Kekerasan oleh Remaja dan Gagalnya Pendidikan Keluarga




Oleh : Meli Fitri Yani
Selasa, 07 Mei 2024 14:30
 
Jakarta, SagoNews.com - Berita kekerasan antar remaja yang berulang kali muncul akhir-akhir ini bisa jadi merupakan tanda awal kegagalan pendidikan dalam keluarga dan institusi pendidikan. Penting untuk mencari akar masalahnya dan solusinya.
Kekerasan antar remaja ini sering disebut sebagai peer to peer violence dan bullying.

Data kekerasan antarremaja sulit didapatkan karena umumnya penelitian yang ada tentang kekerasan remaja dan anak-anak sebagai korban. Bukan remaja sebagai pelaku.

Hal ini didukung Undang-Undang No 35 Tahun 2014 tentang Perlindungan Anak yang bertujuan utama untuk melindungi anak sebagai korban.

Berita kekerasan antar remaja sampai pada tindak kriminal sering membuat orang dewasa geleng-geleng kepala karena tidak pernah terpikir bahwa remaja mampu melakukan tindakan keji dan sadis. Ada apa dengan remaja kita?

Pada masa remaja, penerimaan dan pengakuan teman-teman sebaya berpengaruh besar dalam pembentukan identitasnya. Apabila nilai-nilai yang dipegang oleh teman sebaya berbeda dari nilai-nilai yang diajarkan oleh orangtua, remaja berpotensi mengikuti nilai-nilai baru dari teman-temannya demi untuk bisa menjadi bagian dari kelompok.

Apabila ia berada dalam kelompok sebaya yang mempunyai nilai-nilai luhur, remaja mampu menumbuhkan rasa kesetiaan dan ketaatan.
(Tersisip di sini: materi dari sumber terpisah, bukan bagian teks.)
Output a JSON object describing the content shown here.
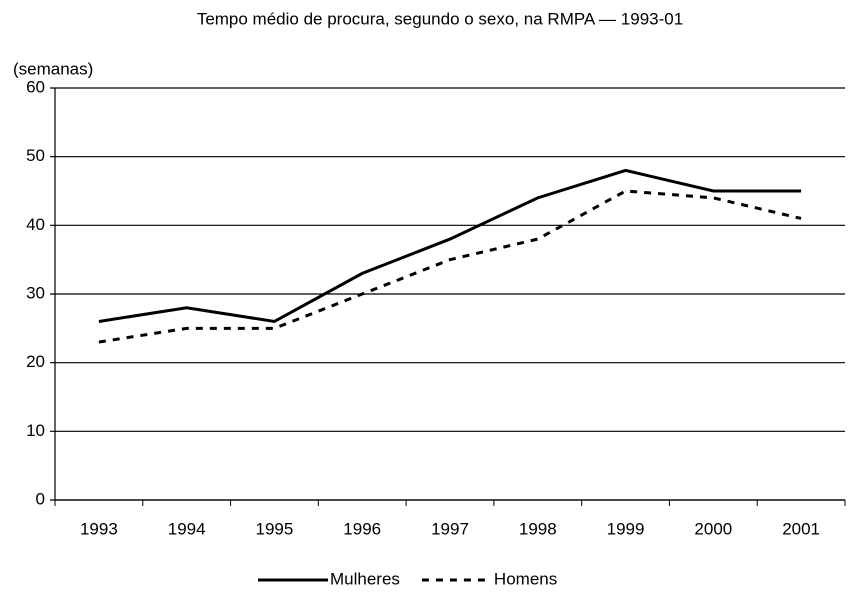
{
  "chart_data": {
    "type": "line",
    "title": "Tempo médio de procura, segundo o sexo, na RMPA — 1993-01",
    "y_label": "(semanas)",
    "categories": [
      "1993",
      "1994",
      "1995",
      "1996",
      "1997",
      "1998",
      "1999",
      "2000",
      "2001"
    ],
    "series": [
      {
        "name": "Mulheres",
        "color": "#000000",
        "dash": "solid",
        "values": [
          26,
          28,
          26,
          33,
          38,
          44,
          48,
          45,
          45
        ]
      },
      {
        "name": "Homens",
        "color": "#000000",
        "dash": "dashed",
        "values": [
          23,
          25,
          25,
          30,
          35,
          38,
          45,
          44,
          41
        ]
      }
    ],
    "ylim": [
      0,
      60
    ],
    "yticks": [
      0,
      10,
      20,
      30,
      40,
      50,
      60
    ],
    "grid": true,
    "legend": "bottom"
  }
}
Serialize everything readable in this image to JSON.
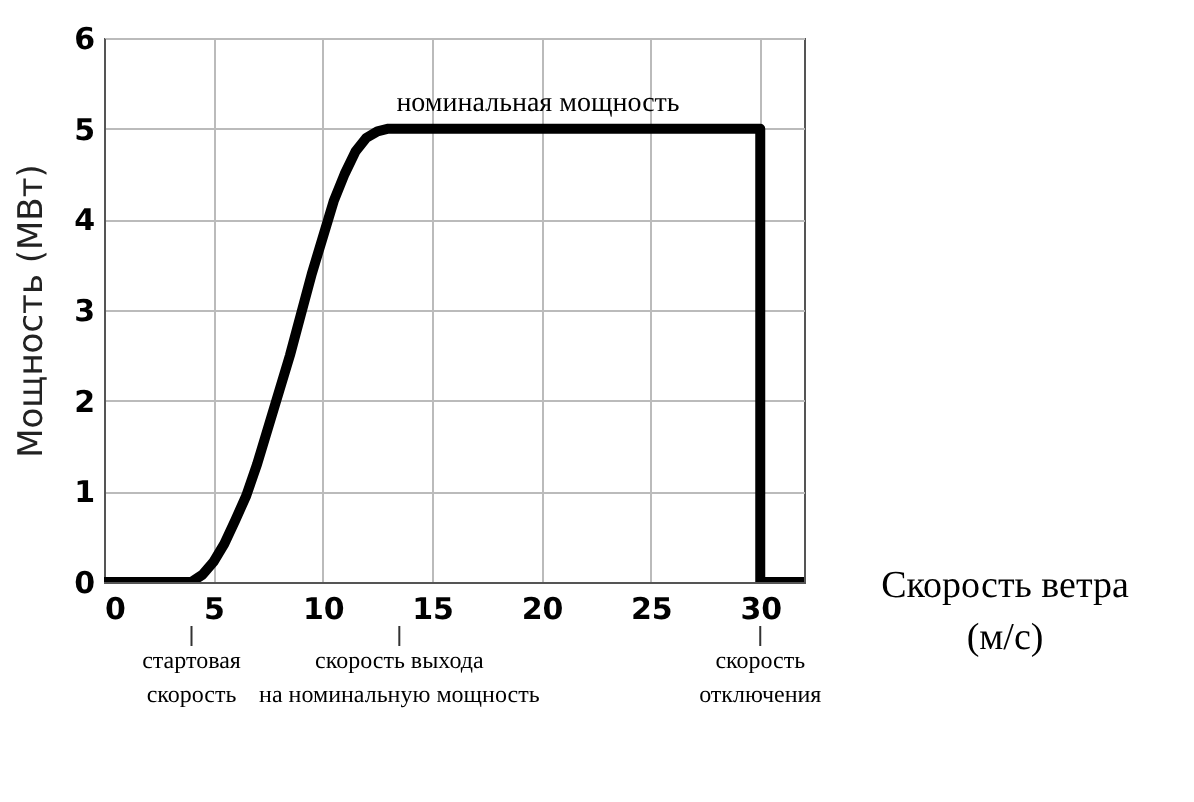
{
  "chart_data": {
    "type": "line",
    "xlabel": "Скорость ветра (м/с)",
    "ylabel": "Мощность (МВт)",
    "x": [
      0,
      4,
      4.5,
      5,
      5.5,
      6,
      6.5,
      7,
      7.5,
      8,
      8.5,
      9,
      9.5,
      10,
      10.5,
      11,
      11.5,
      12,
      12.5,
      13,
      30,
      30,
      32
    ],
    "series": [
      {
        "color": "#000000",
        "values": [
          0,
          0,
          0.08,
          0.22,
          0.42,
          0.68,
          0.95,
          1.3,
          1.7,
          2.1,
          2.5,
          2.95,
          3.4,
          3.8,
          4.2,
          4.5,
          4.75,
          4.9,
          4.97,
          5,
          5,
          0,
          0
        ]
      }
    ],
    "xlim": [
      0,
      32
    ],
    "xticks": [
      0,
      5,
      10,
      15,
      20,
      25,
      30
    ],
    "ylim": [
      0,
      6
    ],
    "yticks": [
      0,
      1,
      2,
      3,
      4,
      5,
      6
    ],
    "grid": true,
    "marker": "none",
    "line_style": "solid",
    "annotations": [
      "номинальная мощность"
    ],
    "ref_lines": [
      {
        "axis": "x",
        "value": 4,
        "label": "стартовая\nскорость"
      },
      {
        "axis": "x",
        "value": 13.5,
        "label": "скорость выхода\nна номинальную мощность"
      },
      {
        "axis": "x",
        "value": 30,
        "label": "скорость\nотключения"
      }
    ]
  }
}
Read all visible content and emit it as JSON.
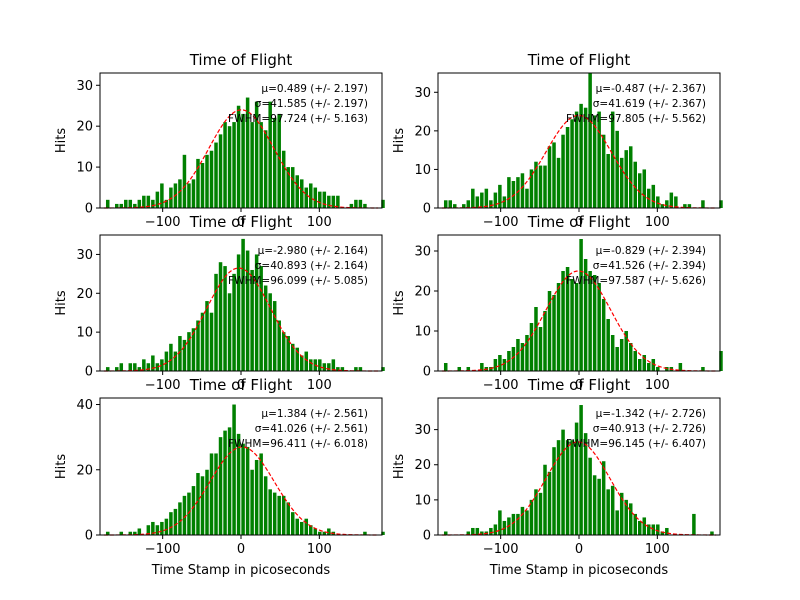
{
  "figure": {
    "background": "#ffffff",
    "bar_color": "#008000",
    "fit_color": "#ff0000"
  },
  "chart_data": [
    {
      "type": "bar",
      "title": "Time of Flight",
      "ylabel": "Hits",
      "xlabel": "",
      "xlim": [
        -180,
        180
      ],
      "ylim": [
        0,
        33
      ],
      "xticks": [
        -100,
        0,
        100
      ],
      "xtick_labels": [
        "−100",
        "0",
        "100"
      ],
      "yticks": [
        0,
        10,
        20,
        30
      ],
      "bin_start": -173,
      "bin_width": 5.76,
      "values": [
        2,
        0,
        1,
        1,
        2,
        2,
        1,
        2,
        3,
        3,
        2,
        4,
        6,
        2,
        5,
        6,
        7,
        13,
        6,
        7,
        12,
        11,
        13,
        14,
        16,
        18,
        21,
        20,
        21,
        25,
        23,
        27,
        21,
        26,
        21,
        19,
        26,
        22,
        23,
        14,
        10,
        10,
        8,
        7,
        5,
        6,
        5,
        4,
        4,
        3,
        3,
        3,
        0,
        0,
        1,
        2,
        2,
        1,
        0,
        0,
        0,
        2
      ],
      "annotations": [
        "μ=0.489 (+/- 2.197)",
        "σ=41.585 (+/- 2.197)",
        "FWHM=97.724 (+/- 5.163)"
      ],
      "fit": {
        "type": "gaussian",
        "mu": 0.489,
        "sigma": 41.585,
        "amplitude": 24
      }
    },
    {
      "type": "bar",
      "title": "Time of Flight",
      "ylabel": "Hits",
      "xlabel": "",
      "xlim": [
        -180,
        180
      ],
      "ylim": [
        0,
        35
      ],
      "xticks": [
        -100,
        0,
        100
      ],
      "xtick_labels": [
        "−100",
        "0",
        "100"
      ],
      "yticks": [
        0,
        10,
        20,
        30
      ],
      "bin_start": -173,
      "bin_width": 5.76,
      "values": [
        2,
        2,
        1,
        0,
        1,
        2,
        5,
        3,
        4,
        5,
        2,
        4,
        6,
        3,
        8,
        7,
        8,
        9,
        5,
        10,
        12,
        11,
        11,
        16,
        17,
        13,
        19,
        21,
        23,
        25,
        27,
        26,
        35,
        24,
        25,
        19,
        14,
        25,
        20,
        13,
        15,
        16,
        12,
        9,
        10,
        5,
        6,
        3,
        1,
        2,
        4,
        3,
        0,
        1,
        1,
        0,
        0,
        2,
        0,
        0,
        0,
        2
      ],
      "annotations": [
        "μ=-0.487 (+/- 2.367)",
        "σ=41.619 (+/- 2.367)",
        "FWHM=97.805 (+/- 5.562)"
      ],
      "fit": {
        "type": "gaussian",
        "mu": -0.487,
        "sigma": 41.619,
        "amplitude": 24
      }
    },
    {
      "type": "bar",
      "title": "Time of Flight",
      "ylabel": "Hits",
      "xlabel": "",
      "xlim": [
        -180,
        180
      ],
      "ylim": [
        0,
        35
      ],
      "xticks": [
        -100,
        0,
        100
      ],
      "xtick_labels": [
        "−100",
        "0",
        "100"
      ],
      "yticks": [
        0,
        10,
        20,
        30
      ],
      "bin_start": -173,
      "bin_width": 5.76,
      "values": [
        1,
        0,
        1,
        2,
        0,
        2,
        2,
        1,
        3,
        2,
        4,
        2,
        3,
        5,
        7,
        5,
        9,
        8,
        10,
        11,
        13,
        15,
        18,
        15,
        25,
        28,
        27,
        20,
        25,
        30,
        34,
        31,
        26,
        30,
        27,
        22,
        20,
        18,
        13,
        10,
        9,
        7,
        6,
        4,
        5,
        3,
        3,
        3,
        2,
        2,
        3,
        1,
        1,
        0,
        0,
        1,
        1,
        0,
        0,
        0,
        0,
        1
      ],
      "annotations": [
        "μ=-2.980 (+/- 2.164)",
        "σ=40.893 (+/- 2.164)",
        "FWHM=96.099 (+/- 5.085)"
      ],
      "fit": {
        "type": "gaussian",
        "mu": -2.98,
        "sigma": 40.893,
        "amplitude": 26.5
      }
    },
    {
      "type": "bar",
      "title": "Time of Flight",
      "ylabel": "Hits",
      "xlabel": "",
      "xlim": [
        -180,
        180
      ],
      "ylim": [
        0,
        34
      ],
      "xticks": [
        -100,
        0,
        100
      ],
      "xtick_labels": [
        "−100",
        "0",
        "100"
      ],
      "yticks": [
        0,
        10,
        20,
        30
      ],
      "bin_start": -173,
      "bin_width": 5.76,
      "values": [
        2,
        0,
        0,
        1,
        0,
        1,
        0,
        0,
        2,
        1,
        1,
        3,
        4,
        3,
        5,
        6,
        8,
        7,
        9,
        12,
        16,
        11,
        15,
        20,
        19,
        22,
        25,
        26,
        23,
        22,
        33,
        28,
        25,
        24,
        22,
        18,
        13,
        9,
        6,
        8,
        10,
        7,
        5,
        3,
        4,
        2,
        3,
        1,
        0,
        1,
        1,
        0,
        2,
        0,
        0,
        0,
        0,
        1,
        0,
        0,
        0,
        5
      ],
      "annotations": [
        "μ=-0.829 (+/- 2.394)",
        "σ=41.526 (+/- 2.394)",
        "FWHM=97.587 (+/- 5.626)"
      ],
      "fit": {
        "type": "gaussian",
        "mu": -0.829,
        "sigma": 41.526,
        "amplitude": 25
      }
    },
    {
      "type": "bar",
      "title": "Time of Flight",
      "ylabel": "Hits",
      "xlabel": "Time Stamp in picoseconds",
      "xlim": [
        -180,
        180
      ],
      "ylim": [
        0,
        42
      ],
      "xticks": [
        -100,
        0,
        100
      ],
      "xtick_labels": [
        "−100",
        "0",
        "100"
      ],
      "yticks": [
        0,
        20,
        40
      ],
      "bin_start": -173,
      "bin_width": 5.76,
      "values": [
        1,
        0,
        0,
        1,
        0,
        1,
        1,
        2,
        0,
        3,
        4,
        3,
        4,
        5,
        7,
        8,
        10,
        12,
        13,
        15,
        19,
        18,
        20,
        25,
        25,
        30,
        32,
        33,
        40,
        31,
        28,
        27,
        20,
        23,
        25,
        18,
        14,
        13,
        12,
        12,
        10,
        7,
        5,
        4,
        5,
        3,
        2,
        1,
        1,
        2,
        1,
        0,
        0,
        0,
        0,
        0,
        0,
        1,
        0,
        0,
        0,
        1
      ],
      "annotations": [
        "μ=1.384 (+/- 2.561)",
        "σ=41.026 (+/- 2.561)",
        "FWHM=96.411 (+/- 6.018)"
      ],
      "fit": {
        "type": "gaussian",
        "mu": 1.384,
        "sigma": 41.026,
        "amplitude": 27
      }
    },
    {
      "type": "bar",
      "title": "Time of Flight",
      "ylabel": "Hits",
      "xlabel": "Time Stamp in picoseconds",
      "xlim": [
        -180,
        180
      ],
      "ylim": [
        0,
        39
      ],
      "xticks": [
        -100,
        0,
        100
      ],
      "xtick_labels": [
        "−100",
        "0",
        "100"
      ],
      "yticks": [
        0,
        10,
        20,
        30
      ],
      "bin_start": -173,
      "bin_width": 5.76,
      "values": [
        1,
        0,
        0,
        0,
        0,
        1,
        2,
        2,
        1,
        1,
        2,
        3,
        7,
        4,
        5,
        6,
        6,
        8,
        7,
        10,
        13,
        12,
        20,
        18,
        25,
        27,
        30,
        27,
        27,
        32,
        37,
        29,
        22,
        17,
        16,
        21,
        13,
        14,
        7,
        12,
        10,
        9,
        6,
        4,
        5,
        3,
        3,
        3,
        1,
        2,
        0,
        0,
        0,
        0,
        0,
        6,
        0,
        0,
        0,
        1,
        0,
        0
      ],
      "annotations": [
        "μ=-1.342 (+/- 2.726)",
        "σ=40.913 (+/- 2.726)",
        "FWHM=96.145 (+/- 6.407)"
      ],
      "fit": {
        "type": "gaussian",
        "mu": -1.342,
        "sigma": 40.913,
        "amplitude": 26.5
      }
    }
  ]
}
Sebaliknya, jika ia berada di kelompok yang salah, remaja akan mengalami kebingungan dalam peran sosialnya (role confusion). Ia tidak yakin bagaimana bisa diterima oleh lingkungannya.

Orangtua punya kewajiban sosial dan moral untuk membimbing anak-anaknya menjadi manusia berguna dengan menanamkan nilai-nilai kehidupan.

Sebetulnya berada di kelompok yang salah tak selalu membuat remaja ikut-ikutan dalam perilaku tidak benar kalau ia memiliki bekal nilai-nilai etika dan kehidupan yang diberikan oleh orangtuanya. Ia mampu menyadari berada di tempat yang salah dan segera memutuskan keluar dari pergaulan itu.

Pepatah mengatakan, pergaulan yang buruk mampu merusak kebiasaan yang baik. Dan kebiasaan baik ini umumnya ditanamkan orangtua sejak anak masih belia. Orangtua punya banyak kesempatan untuk memberi nilai-nilai luhur kehidupan kepada anaknya.

Orangtua punya kewajiban sosial dan moral untuk membimbing anak-anaknya menjadi manusia berguna dengan menanamkan nilai-nilai kehidupan. Ini biasanya dilakukan sebelum anak memasuki masa akil balig karena anak menghabiskan banyak waktunya di rumah dan hanya beberapa jam saja di sekolah.

Sayang sekali, tidak semua orangtua melakukan amanah mulia ini dan memanfaatkan masa-masa kebersamaan tersebut secara optimal. Alasan klasiknya, tidak punya waktu, tidak menyadari pentingnya pendidikan anak dalam keluarga, sadar tetapi tidak merasa kompeten, atau merasa bahwa sekolah adalah pihak yang paling kompeten memberikan bekal tersebut.

Padahal, masa sebelum akil balig adalah kesempatan emas orangtua menanamkan nilai-nilai moral dan etika.

Undang-Undang Dasar 1945 Pasal 31 Ayat (1) menyatakan, setiap warga negara berhak mendapatkan pendidikan.

Pendidikan itu sendiri bisa diajarkan dalam tiga bentuk. Pertama, pendidikan formal di institusi pendidikan formal. Kedua, pendidikan nonformal diselenggarakan organisasi di luar institusi pendidikan formal. Dan ketiga, pendidikan informal yang diajarkan dari dalam keluarga dan masyarakat.